FDA notes that immunogenicity is often studied in clinical trials; however, they provide alternate methods that can be used to assess the risk of immunogenicity, by comparison to the reference listed drug (RLD) that is subject to the ANDA or the original NDA product if a supplemental change is made to the NDA product. FDA lists the following 3 assessment criteria for immunogenicity:
(1) the sameness of the active pharmaceutical ingredient (API) (ANDAs only);
(2) the impurities in the product that may impact on the association of the LMWH product with the chemokine PF4, as well as the size and charge of the complexes formed with PF4 (NDAs/ANDAs); and
(3) the impurities in the product that could modify the detection, uptake, processing or presentation of the product (or the complexes it forms with PF4) to the immune system (NDAs/ANDAs).

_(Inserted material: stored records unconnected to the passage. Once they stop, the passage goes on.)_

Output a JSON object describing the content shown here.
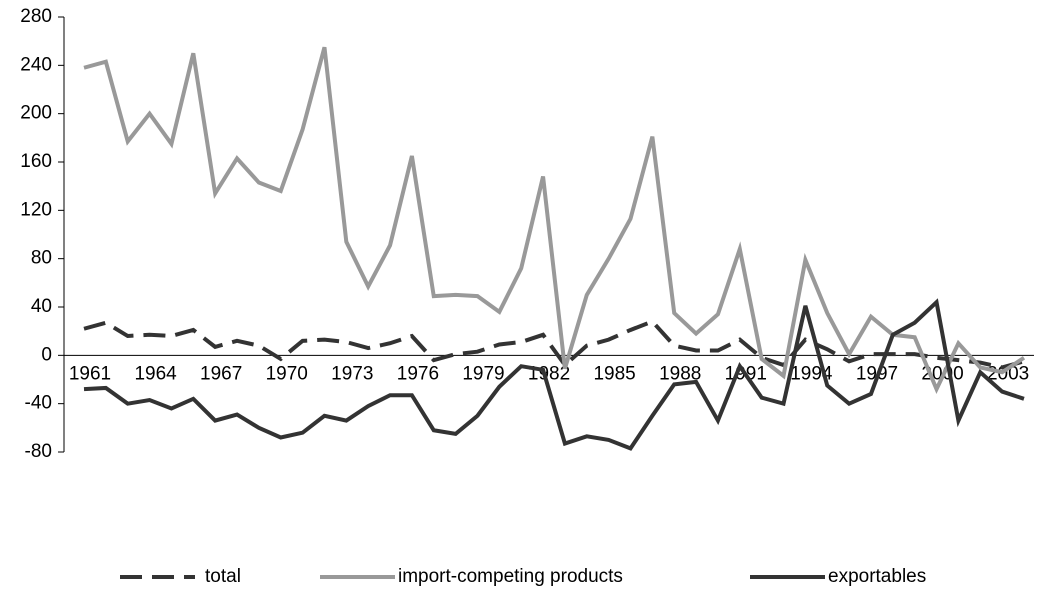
{
  "chart_data": {
    "type": "line",
    "categories": [
      "1961",
      null,
      null,
      "1964",
      null,
      null,
      "1967",
      null,
      null,
      "1970",
      null,
      null,
      "1973",
      null,
      null,
      "1976",
      null,
      null,
      "1979",
      null,
      null,
      "1982",
      null,
      null,
      "1985",
      null,
      null,
      "1988",
      null,
      null,
      "1991",
      null,
      null,
      "1994",
      null,
      null,
      "1997",
      null,
      null,
      "2000",
      null,
      null,
      "2003",
      null
    ],
    "ylim": [
      -80,
      280
    ],
    "yticks": [
      -80,
      -40,
      0,
      40,
      80,
      120,
      160,
      200,
      240,
      280
    ],
    "legend": "bottom",
    "series": [
      {
        "name": "total",
        "color": "#333333",
        "dash": true,
        "values": [
          22,
          27,
          16,
          17,
          16,
          21,
          7,
          12,
          8,
          -3,
          12,
          13,
          11,
          6,
          10,
          16,
          -4,
          1,
          3,
          9,
          11,
          17,
          -8,
          8,
          13,
          21,
          28,
          8,
          4,
          4,
          13,
          -2,
          -8,
          13,
          5,
          -5,
          1,
          1,
          1,
          -2,
          -4,
          -6,
          -10,
          -5
        ]
      },
      {
        "name": "import-competing products",
        "color": "#999999",
        "dash": false,
        "values": [
          238,
          243,
          177,
          200,
          175,
          250,
          134,
          163,
          143,
          136,
          187,
          255,
          94,
          57,
          91,
          165,
          49,
          50,
          49,
          36,
          72,
          148,
          -11,
          50,
          80,
          113,
          181,
          35,
          18,
          34,
          88,
          -3,
          -17,
          79,
          35,
          1,
          32,
          17,
          15,
          -28,
          10,
          -10,
          -14,
          -2
        ]
      },
      {
        "name": "exportables",
        "color": "#333333",
        "dash": false,
        "values": [
          -28,
          -27,
          -40,
          -37,
          -44,
          -36,
          -54,
          -49,
          -60,
          -68,
          -64,
          -50,
          -54,
          -42,
          -33,
          -33,
          -62,
          -65,
          -50,
          -26,
          -9,
          -12,
          -73,
          -67,
          -70,
          -77,
          -50,
          -24,
          -22,
          -54,
          -9,
          -35,
          -40,
          41,
          -25,
          -40,
          -32,
          17,
          27,
          44,
          -54,
          -14,
          -30,
          -36
        ]
      }
    ]
  }
}
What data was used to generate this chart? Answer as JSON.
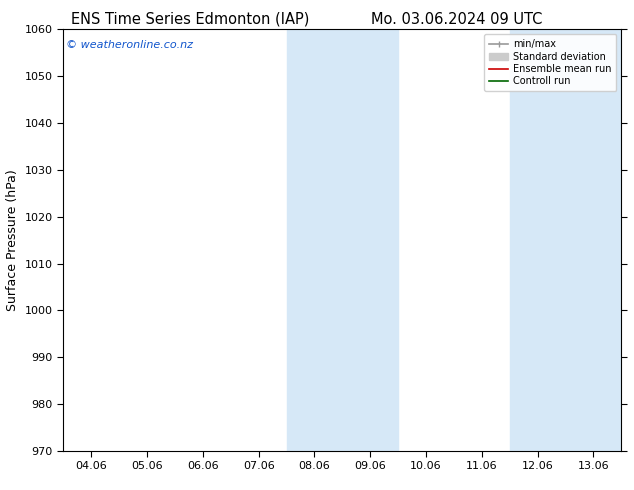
{
  "title_left": "ENS Time Series Edmonton (IAP)",
  "title_right": "Mo. 03.06.2024 09 UTC",
  "ylabel": "Surface Pressure (hPa)",
  "ylim": [
    970,
    1060
  ],
  "yticks": [
    970,
    980,
    990,
    1000,
    1010,
    1020,
    1030,
    1040,
    1050,
    1060
  ],
  "xtick_labels": [
    "04.06",
    "05.06",
    "06.06",
    "07.06",
    "08.06",
    "09.06",
    "10.06",
    "11.06",
    "12.06",
    "13.06"
  ],
  "xtick_positions": [
    0,
    1,
    2,
    3,
    4,
    5,
    6,
    7,
    8,
    9
  ],
  "xlim": [
    -0.5,
    9.5
  ],
  "shaded_bands": [
    {
      "xmin": 3.5,
      "xmax": 4.5
    },
    {
      "xmin": 4.5,
      "xmax": 5.5
    },
    {
      "xmin": 7.5,
      "xmax": 8.5
    },
    {
      "xmin": 8.5,
      "xmax": 9.5
    }
  ],
  "shade_color": "#d6e8f7",
  "watermark": "© weatheronline.co.nz",
  "watermark_color": "#1155cc",
  "background_color": "#ffffff",
  "legend_items": [
    {
      "label": "min/max",
      "color": "#999999",
      "lw": 1.2
    },
    {
      "label": "Standard deviation",
      "color": "#cccccc",
      "lw": 5
    },
    {
      "label": "Ensemble mean run",
      "color": "#cc0000",
      "lw": 1.2
    },
    {
      "label": "Controll run",
      "color": "#006600",
      "lw": 1.2
    }
  ],
  "title_fontsize": 10.5,
  "axis_label_fontsize": 9,
  "tick_fontsize": 8,
  "watermark_fontsize": 8
}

FDA also notes that bioanalytical characterization might not be sufficient, so they also recommend various in vitro or in vivo studies to detect differences between the generic (or changed NDA product) and the original RLD.
The Guidance goes on to list the 5 criteria for sameness characterization for ANDAs and has a section devoted to describing, in detail, identification of the impurities and immunogenicity risk for NDAs, ANDAs, and supplements to each type of application. For comparative purposes, FDA suggests the use of multiple freshly manufactured, mid-expiry-cycle, and close-to-expiry product lots for the LMWH, and similar-stage lots of the relevant reference product.
The Guidance is comprehensive and provides a good roadmap for addressing important and potentially life threatening issues associated with development and approval of LMWH products.